This is a snippet from some long ago notebook.
"There were social philosophers in the neighborhood, if one only had the ears to hear. Our tailor was Mr. Sacks, well our dry cleaner really, although he would sometimes take up a cuff. He was a Jew with the foresight to have been born in New York, and so he remained alive in the 1950’s. When I was about ten years old I passed him in height. He was an enlightened man; he had a black assistant who worked the dry cleaning and pressing machines. He also possessed a clear understanding of the true nature of the world. “Hello Ceely, how’s Ceely?” he’d say when I brought in my father’s suits to be cleaned and pressed. I was the first Ceely; my father was the second. My father had delivered dry cleaning to local customers for Mr. Sacks in the 1930’s. So had my uncle Jack, for that matter, so Mr. Sacks could have said, “hello Ceely, how’s Ceely and Ceely?” Even he had to draw the line on individuality somewhere.

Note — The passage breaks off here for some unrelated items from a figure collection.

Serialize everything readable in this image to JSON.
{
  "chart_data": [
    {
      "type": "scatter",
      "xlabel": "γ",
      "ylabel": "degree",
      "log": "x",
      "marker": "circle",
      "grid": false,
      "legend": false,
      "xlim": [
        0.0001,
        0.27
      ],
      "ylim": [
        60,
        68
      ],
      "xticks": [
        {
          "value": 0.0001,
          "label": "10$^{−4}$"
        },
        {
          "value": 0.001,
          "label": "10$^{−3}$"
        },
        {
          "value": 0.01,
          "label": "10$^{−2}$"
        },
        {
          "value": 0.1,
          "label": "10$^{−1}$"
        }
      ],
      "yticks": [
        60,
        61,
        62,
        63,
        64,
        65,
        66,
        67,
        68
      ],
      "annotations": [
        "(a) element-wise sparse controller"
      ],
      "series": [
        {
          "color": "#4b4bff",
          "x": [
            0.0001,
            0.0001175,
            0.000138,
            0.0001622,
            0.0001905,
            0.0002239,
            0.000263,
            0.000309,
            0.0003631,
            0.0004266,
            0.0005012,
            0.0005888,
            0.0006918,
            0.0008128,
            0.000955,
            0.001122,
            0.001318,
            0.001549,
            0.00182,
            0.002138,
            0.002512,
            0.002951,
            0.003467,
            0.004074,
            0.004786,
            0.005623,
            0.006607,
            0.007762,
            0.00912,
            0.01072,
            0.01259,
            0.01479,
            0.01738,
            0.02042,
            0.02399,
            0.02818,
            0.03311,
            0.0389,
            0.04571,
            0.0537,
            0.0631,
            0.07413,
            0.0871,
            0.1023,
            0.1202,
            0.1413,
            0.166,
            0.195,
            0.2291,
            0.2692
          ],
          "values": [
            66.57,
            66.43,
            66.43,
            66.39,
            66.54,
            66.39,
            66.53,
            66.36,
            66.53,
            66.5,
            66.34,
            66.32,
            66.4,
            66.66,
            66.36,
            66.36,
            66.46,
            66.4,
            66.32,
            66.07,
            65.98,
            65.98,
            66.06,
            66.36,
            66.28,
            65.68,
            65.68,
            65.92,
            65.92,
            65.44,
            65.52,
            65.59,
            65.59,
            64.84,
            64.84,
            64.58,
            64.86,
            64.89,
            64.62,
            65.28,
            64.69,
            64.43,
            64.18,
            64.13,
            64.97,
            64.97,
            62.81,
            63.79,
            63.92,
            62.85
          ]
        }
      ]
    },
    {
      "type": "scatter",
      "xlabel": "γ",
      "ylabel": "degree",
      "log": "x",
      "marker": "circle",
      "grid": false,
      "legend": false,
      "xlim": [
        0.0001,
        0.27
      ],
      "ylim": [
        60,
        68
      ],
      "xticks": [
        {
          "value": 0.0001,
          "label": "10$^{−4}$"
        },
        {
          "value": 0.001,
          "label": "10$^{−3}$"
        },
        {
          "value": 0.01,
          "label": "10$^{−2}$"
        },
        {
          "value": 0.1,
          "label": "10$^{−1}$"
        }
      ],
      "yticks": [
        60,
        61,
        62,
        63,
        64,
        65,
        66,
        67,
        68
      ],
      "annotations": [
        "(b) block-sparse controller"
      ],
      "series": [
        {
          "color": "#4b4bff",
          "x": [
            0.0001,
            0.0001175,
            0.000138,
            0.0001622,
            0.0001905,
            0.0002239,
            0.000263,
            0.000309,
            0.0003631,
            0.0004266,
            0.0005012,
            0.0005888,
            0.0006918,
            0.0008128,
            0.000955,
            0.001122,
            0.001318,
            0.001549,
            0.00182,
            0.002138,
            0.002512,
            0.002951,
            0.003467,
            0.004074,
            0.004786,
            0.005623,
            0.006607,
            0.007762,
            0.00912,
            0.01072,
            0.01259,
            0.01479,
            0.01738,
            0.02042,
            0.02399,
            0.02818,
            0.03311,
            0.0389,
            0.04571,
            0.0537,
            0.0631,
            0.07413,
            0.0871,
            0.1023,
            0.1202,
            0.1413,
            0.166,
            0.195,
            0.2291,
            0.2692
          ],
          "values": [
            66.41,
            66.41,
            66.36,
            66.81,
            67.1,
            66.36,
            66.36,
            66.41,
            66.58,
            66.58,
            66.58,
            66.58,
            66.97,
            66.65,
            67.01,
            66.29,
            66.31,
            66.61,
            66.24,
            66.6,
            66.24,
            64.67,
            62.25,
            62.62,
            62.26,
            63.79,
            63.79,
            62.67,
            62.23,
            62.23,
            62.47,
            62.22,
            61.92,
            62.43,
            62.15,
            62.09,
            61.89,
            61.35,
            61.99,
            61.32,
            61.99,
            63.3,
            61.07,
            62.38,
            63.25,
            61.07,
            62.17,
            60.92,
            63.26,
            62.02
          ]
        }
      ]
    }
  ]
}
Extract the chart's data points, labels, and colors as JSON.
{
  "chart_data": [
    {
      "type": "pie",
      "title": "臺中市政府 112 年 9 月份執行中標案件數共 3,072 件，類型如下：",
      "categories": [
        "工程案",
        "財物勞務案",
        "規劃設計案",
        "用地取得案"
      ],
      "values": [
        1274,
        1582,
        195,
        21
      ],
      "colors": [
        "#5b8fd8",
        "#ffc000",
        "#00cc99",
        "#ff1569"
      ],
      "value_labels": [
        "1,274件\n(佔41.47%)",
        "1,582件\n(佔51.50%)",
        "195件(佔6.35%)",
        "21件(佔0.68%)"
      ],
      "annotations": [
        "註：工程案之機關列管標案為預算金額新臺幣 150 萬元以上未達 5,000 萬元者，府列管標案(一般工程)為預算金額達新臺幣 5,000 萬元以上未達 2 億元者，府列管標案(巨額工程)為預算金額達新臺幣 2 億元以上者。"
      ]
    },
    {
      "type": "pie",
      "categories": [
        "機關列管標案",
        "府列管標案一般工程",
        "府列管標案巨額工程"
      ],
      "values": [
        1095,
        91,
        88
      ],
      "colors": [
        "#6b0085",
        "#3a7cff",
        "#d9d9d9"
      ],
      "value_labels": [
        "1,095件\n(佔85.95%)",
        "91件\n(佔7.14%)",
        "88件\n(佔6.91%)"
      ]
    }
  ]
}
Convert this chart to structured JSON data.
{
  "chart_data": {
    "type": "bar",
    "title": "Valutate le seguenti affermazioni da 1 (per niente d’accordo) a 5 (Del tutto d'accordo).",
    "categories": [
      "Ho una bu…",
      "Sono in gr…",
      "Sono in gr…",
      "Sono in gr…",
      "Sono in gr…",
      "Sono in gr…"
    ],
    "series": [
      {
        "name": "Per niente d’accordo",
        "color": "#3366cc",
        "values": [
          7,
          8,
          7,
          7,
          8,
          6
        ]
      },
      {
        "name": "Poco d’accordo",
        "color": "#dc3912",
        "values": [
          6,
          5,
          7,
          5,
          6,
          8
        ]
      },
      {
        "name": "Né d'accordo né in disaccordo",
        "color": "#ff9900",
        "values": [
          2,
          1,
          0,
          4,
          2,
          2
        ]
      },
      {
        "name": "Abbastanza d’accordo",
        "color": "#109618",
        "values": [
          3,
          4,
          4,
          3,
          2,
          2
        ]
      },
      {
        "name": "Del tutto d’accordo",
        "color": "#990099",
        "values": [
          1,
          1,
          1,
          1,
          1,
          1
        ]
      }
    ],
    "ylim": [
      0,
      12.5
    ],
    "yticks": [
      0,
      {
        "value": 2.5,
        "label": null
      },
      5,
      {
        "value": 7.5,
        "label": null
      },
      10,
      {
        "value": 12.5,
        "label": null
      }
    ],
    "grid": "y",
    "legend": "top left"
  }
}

"Sometimes I’d go into the shop and he’d be in the back doing the pressing himself. The assistant’s day off, I suppose. He was so short that the up-stroke of the pressing machine lifted him off of the ground. He hummed a tune, and occasionally sang the words to the song. The words were foreign, but I remembered the refrain, “die ganze Welt is beschissend . . .” When I discovered what this meant I also discovered that Mr. Sacks was a soul mate. I had come to the same conclusion myself. A shitty world indeed, that’s just the half of it."